Monday, December 27, 2021

Review: Burnt Out

Title: Burnt Out

Author: Victoria Brookman

Publisher: 5th January 2021 by HarperCollins Publishers Australia

Pages: 352 pages

How I Read It: ARC book

Genre: contemporary

My Rating: 4.5 crowns


Synopsis:


How do you start again when your life is a smoking ruin?


She lost everything in a bushfire and became the celebrity face of climate change. But is fame and living with a billionaire all it's cracked up to be? A warm and witty story for our times.


'Here's to rising from the ashes ...'


Calida Lyons is having a very bad week. She's long past deadline for her still unwritten second novel; her husband has just left her; and her Blue Mountains community is being threatened by bushfires. Just as she hits rock bottom, she's forced to shelter with neighbours while a fire incinerates everything she owns.

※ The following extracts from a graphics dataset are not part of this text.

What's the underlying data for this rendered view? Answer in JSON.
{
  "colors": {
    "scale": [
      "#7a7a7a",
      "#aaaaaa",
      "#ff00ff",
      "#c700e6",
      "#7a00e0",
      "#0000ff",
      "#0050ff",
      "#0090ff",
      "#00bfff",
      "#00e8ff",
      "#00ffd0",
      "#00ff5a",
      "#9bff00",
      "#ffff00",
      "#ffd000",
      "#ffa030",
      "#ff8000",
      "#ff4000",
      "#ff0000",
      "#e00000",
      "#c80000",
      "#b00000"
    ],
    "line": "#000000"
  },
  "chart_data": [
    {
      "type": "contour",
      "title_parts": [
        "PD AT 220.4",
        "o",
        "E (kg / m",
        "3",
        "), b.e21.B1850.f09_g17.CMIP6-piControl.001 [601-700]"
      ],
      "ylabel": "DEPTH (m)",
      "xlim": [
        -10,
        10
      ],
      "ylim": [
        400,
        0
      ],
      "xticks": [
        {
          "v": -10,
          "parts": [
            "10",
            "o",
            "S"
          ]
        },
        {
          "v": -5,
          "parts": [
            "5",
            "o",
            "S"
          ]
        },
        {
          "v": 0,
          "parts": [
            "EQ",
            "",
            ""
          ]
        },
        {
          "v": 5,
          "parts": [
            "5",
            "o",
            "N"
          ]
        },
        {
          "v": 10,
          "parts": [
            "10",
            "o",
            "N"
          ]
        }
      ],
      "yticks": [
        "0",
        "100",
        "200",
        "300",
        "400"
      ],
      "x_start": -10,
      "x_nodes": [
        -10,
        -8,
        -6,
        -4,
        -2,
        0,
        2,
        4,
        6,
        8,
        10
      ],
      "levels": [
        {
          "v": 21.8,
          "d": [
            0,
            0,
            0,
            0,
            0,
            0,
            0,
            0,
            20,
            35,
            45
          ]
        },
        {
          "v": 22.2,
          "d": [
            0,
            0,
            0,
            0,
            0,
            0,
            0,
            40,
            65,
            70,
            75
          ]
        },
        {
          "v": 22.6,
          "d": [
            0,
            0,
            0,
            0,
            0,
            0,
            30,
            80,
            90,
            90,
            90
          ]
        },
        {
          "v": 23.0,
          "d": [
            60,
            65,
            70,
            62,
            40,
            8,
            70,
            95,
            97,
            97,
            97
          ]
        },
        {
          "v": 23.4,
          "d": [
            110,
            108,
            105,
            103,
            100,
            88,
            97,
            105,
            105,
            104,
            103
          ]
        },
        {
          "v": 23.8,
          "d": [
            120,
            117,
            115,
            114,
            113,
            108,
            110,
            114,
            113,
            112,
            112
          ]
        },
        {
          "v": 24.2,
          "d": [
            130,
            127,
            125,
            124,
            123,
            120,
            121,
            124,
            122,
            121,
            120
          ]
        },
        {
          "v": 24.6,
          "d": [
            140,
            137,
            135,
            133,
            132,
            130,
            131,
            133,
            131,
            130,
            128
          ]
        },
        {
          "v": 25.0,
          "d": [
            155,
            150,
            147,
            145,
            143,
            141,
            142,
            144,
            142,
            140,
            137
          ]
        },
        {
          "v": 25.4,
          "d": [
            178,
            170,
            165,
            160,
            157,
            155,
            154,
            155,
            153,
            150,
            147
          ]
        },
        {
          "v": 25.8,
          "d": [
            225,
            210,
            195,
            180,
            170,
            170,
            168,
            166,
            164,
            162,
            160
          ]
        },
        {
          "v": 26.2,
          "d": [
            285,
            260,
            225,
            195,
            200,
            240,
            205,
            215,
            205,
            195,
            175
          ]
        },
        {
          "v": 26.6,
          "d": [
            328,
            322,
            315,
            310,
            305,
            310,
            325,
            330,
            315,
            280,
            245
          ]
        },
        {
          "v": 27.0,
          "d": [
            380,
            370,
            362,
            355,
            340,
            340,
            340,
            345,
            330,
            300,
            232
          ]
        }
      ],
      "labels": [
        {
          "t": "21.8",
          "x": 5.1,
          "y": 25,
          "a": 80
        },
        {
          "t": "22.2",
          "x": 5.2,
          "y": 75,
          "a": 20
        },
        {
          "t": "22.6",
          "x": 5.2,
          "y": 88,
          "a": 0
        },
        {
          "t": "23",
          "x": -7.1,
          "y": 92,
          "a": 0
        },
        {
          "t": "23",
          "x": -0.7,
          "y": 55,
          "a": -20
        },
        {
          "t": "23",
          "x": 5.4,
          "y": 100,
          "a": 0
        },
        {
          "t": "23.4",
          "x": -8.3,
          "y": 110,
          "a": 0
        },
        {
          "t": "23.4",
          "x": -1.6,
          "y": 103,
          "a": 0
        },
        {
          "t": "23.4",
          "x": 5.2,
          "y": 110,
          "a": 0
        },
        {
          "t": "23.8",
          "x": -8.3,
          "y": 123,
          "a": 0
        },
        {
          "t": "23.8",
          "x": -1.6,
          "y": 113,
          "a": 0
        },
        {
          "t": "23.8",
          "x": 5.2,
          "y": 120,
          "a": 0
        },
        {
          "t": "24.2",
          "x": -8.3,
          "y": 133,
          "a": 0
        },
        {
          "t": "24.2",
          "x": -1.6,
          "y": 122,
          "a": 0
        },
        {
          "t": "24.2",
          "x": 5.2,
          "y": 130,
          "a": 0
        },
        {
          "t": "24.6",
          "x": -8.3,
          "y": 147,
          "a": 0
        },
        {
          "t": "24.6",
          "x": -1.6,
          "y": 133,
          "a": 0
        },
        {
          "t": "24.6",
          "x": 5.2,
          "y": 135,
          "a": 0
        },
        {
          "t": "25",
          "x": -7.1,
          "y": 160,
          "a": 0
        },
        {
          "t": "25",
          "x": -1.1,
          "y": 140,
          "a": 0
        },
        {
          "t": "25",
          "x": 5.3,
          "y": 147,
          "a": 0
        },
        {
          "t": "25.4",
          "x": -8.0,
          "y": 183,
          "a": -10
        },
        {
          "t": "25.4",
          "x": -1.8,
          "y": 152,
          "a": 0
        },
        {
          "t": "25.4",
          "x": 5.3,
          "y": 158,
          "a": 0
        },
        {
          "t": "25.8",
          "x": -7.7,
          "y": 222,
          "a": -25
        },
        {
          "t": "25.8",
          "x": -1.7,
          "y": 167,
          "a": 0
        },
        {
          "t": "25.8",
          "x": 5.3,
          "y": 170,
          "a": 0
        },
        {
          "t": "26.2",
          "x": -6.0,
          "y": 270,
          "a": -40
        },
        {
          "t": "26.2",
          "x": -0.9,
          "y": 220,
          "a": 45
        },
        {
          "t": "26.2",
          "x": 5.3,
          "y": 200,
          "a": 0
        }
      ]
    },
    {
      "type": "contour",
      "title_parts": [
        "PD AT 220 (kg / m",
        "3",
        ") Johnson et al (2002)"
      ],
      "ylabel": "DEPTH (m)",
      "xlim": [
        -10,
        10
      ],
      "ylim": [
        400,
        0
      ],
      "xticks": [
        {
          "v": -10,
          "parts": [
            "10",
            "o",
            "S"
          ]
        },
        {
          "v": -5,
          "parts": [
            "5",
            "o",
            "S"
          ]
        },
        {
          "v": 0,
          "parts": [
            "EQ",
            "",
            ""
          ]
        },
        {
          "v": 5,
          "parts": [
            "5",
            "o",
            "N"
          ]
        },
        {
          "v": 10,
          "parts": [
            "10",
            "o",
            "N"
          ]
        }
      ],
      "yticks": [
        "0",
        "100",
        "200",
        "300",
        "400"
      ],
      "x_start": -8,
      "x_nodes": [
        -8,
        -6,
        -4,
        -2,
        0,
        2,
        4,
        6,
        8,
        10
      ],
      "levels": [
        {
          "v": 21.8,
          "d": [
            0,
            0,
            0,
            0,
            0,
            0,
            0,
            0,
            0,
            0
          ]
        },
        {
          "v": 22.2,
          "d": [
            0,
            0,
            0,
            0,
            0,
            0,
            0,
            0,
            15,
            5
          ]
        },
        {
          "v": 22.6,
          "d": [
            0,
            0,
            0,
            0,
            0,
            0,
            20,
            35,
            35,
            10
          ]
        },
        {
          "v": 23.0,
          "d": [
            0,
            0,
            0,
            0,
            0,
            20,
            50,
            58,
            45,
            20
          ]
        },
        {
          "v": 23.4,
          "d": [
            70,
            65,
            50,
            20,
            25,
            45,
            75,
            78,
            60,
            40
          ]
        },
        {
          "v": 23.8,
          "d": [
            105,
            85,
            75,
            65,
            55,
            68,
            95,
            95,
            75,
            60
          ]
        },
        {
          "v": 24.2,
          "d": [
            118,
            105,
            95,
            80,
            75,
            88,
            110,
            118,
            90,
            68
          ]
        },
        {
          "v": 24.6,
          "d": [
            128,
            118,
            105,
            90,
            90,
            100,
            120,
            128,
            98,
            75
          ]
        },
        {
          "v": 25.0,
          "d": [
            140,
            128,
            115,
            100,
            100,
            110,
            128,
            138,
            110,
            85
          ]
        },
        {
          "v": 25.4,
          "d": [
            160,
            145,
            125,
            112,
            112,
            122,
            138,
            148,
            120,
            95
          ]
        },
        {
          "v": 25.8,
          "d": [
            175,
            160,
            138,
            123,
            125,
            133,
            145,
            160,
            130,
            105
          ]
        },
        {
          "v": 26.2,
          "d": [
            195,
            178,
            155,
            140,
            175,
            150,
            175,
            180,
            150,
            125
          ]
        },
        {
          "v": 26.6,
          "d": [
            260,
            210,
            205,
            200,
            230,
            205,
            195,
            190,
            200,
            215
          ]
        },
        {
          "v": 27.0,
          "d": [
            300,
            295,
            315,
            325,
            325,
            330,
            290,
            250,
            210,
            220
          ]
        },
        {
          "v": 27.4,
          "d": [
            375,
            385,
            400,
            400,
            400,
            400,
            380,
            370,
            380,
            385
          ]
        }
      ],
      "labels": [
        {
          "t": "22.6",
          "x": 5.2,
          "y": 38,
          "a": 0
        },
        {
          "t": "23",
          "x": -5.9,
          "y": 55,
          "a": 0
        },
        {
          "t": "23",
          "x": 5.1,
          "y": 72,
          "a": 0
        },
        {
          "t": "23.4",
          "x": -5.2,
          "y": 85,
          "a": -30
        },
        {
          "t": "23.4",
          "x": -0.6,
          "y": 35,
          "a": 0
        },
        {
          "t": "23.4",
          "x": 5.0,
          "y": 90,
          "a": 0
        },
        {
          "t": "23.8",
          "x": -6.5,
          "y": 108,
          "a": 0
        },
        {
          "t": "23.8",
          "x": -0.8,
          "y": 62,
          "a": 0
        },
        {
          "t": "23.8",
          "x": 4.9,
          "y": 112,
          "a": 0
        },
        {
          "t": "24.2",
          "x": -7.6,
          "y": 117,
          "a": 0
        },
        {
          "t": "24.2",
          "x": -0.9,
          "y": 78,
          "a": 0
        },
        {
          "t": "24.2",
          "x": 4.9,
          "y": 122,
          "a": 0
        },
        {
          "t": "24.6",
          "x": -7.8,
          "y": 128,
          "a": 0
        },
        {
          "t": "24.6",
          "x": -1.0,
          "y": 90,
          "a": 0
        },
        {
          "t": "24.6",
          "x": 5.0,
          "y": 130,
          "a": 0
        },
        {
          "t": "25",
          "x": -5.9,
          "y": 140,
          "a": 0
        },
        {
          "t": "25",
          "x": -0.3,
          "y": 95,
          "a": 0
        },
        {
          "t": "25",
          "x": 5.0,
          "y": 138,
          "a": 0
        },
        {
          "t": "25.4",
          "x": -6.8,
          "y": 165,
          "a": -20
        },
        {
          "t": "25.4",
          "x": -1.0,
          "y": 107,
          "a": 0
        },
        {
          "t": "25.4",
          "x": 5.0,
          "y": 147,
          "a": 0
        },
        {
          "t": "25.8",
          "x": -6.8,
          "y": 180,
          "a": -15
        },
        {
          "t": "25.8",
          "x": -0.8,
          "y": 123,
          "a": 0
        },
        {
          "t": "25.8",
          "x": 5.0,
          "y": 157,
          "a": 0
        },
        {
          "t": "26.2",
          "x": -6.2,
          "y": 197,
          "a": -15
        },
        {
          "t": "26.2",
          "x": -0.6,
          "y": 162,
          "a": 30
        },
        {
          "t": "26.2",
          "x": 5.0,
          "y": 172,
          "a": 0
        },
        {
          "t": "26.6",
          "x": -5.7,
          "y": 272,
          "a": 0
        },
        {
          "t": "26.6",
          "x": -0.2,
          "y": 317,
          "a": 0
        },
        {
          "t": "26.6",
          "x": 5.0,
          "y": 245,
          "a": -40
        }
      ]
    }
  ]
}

Devastated and emotional in front of news cameras, Cali delivers a blistering, unfiltered rebuke to the nation's rich to do something.


Her rant goes viral, and she quickly becomes the latest celebrity face of the climate movement. Soon she's offered a harbourside refuge by handsome tech billionaire Arlo Richard, her publisher is delighted with the new novel she's writing, and she's the darling of high society.


But things aren't as they seem. It's all built on lies, and Cali's pretty sure that the precarious house of cards she's built is about to come tumbling down.


My Thoughts


" … things have been quite hectic. I’m actually just evacuating. Right now.’ 

‘’Evacuating? Oh pet, you poor thing. Are you all right?’ 

‘Well, this is the third time in the past six weeks, so I don't really know what to think anymore ...’ 

'Of course, of course. I don’t know how you put up with the trauma of it all.’



From the turn of the first page, Burnt Out captures your attention and keeps a tight grip. Anyone who has lived through bushfires (particularly Australia’s catastrophic Black Summer fires of 2019-2020) cannot help but become immersed in the opening chapters of Victoria’s book. As the sky alights and smoke makes breathing near impossible, Victoria takes you to that moment in time when fire erupts all around. Scary, confronting and unforgettable.


The fallout from these catastrophic fires is felt across many levels. Burnt Out is multidimensional and cleverly crafted as Victoria breaks down for readers how Australian’s are confronting a number of issues. First up, and a logical follow on from the opening chapters, is climate change and global warming. Victoria offers viewpoints from social media, to government, to the rich and powerful and it's all done so engagingly without the reader drowning in the politics of it all. 


‘Once upon a time, it felt like having political opinions had been her entire identity. 

But at some point, she’d taken that identity off, like a coat carefully hung on a hook by the door and never worn again. It had never been her plan. It had just happened like that.’


However, there is much more to this tale than meets the eye. Yes, it’s about the environment and exploitation, truth versus fallacy in what the public is told. Yet, running parallel to this overarching story, is that of a woman who lost everything - literally and figuratively - on that eventful day. Victoria gives her readers a contemporary tale about a woman who is facing a crisis on many fronts (pardon the fire pun) from her relationship to her career. 


‘I don’t know ... I feel like I get up there and say all the stuff people want to hear, and then I go home to the same old me: scared, anxious, alone and fully expecting my star to wane, for it all to be over soon.’


At its heart, this is a story of a young woman who, having lost everything, didn’t know where to turn or who to trust. Yet through her passion she begins to remove the untruths to discover her own truth and make her own way in life. It’s about how people can make decisions that can have a positive impact by just being themselves. At times Cali is hard to like and cheer for but that just demonstrates her humanness I guess. 


Congratulations Victoria on a splendid debut that is sure to generate much discussion. It’s contemporary, it's current and it offers readers much food for thought on issues, both broad and personal, that affect us all. 







This review is based on a complimentary copy from the publisher in exchange for an honest review. Opinions expressed in this review are completely my own. The quoted material may have changed in the final release.